Large-scale discovery of mouse transgenic integration sites reveals frequent structural variation and insertional mutagenesis.
The authors thank Brianna Caddle and Larry Bechtel for their technical assistance in isolating spleen cells and Kevin Peterson for his helpful and thoughtful comments on the manuscript.
Transgenesis has been a mainstay of mouse genetics for over 30 yr, providing numerous models of human disease and critical genetic tools in widespread use today. Generated through the random integration of DNA fragments into the host genome, transgenesis can lead to insertional mutagenesis if a coding gene or an essential element is disrupted, and there is evidence that larger scale structural variation can accompany the integration. The insertion sites of only a tiny fraction of the thousands of transgenic lines in existence have been discovered and reported, due in part to limitations in the discovery tools. Targeted locus amplification (TLA) provides a robust and efficient means to identify both the insertion site and content of transgenes through deep sequencing of genomic loci linked to specific known transgene cassettes. Here, we report the first large-scale analysis of transgene insertion sites from 40 highly used transgenic mouse lines. We show that the transgenes disrupt the coding sequence of endogenous genes in half of the lines, frequently involving large deletions and/or structural variations at the insertion site.
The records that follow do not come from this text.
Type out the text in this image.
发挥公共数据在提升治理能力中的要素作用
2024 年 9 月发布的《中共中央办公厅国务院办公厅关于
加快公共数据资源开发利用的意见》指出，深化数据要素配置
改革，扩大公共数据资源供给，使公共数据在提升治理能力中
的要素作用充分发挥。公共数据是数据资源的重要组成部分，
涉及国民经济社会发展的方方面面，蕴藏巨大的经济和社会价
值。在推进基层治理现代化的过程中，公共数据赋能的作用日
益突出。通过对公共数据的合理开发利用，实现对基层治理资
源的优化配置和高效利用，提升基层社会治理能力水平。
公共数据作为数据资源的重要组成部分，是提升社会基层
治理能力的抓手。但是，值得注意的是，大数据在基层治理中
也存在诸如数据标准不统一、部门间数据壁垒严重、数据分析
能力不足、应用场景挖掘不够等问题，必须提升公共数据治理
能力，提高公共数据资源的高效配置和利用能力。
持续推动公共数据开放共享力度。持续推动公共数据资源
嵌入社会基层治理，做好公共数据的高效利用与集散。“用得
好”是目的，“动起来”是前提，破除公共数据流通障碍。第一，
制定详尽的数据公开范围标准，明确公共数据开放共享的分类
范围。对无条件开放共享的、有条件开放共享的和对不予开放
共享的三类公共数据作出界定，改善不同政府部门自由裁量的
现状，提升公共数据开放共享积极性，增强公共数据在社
Furthermore, we identify a number of unexpected sequences in some of the transgenes, including undocumented cassettes and contaminating DNA fragments. We demonstrate that these transgene insertions can have phenotypic consequences, which could confound certain experiments, emphasizing the need for careful attention to control strategies. Together, these data show that transgenic alleles display a high rate of potentially confounding genetic events and highlight the need for careful characterization of each line to assure interpretable and reproducible experiments.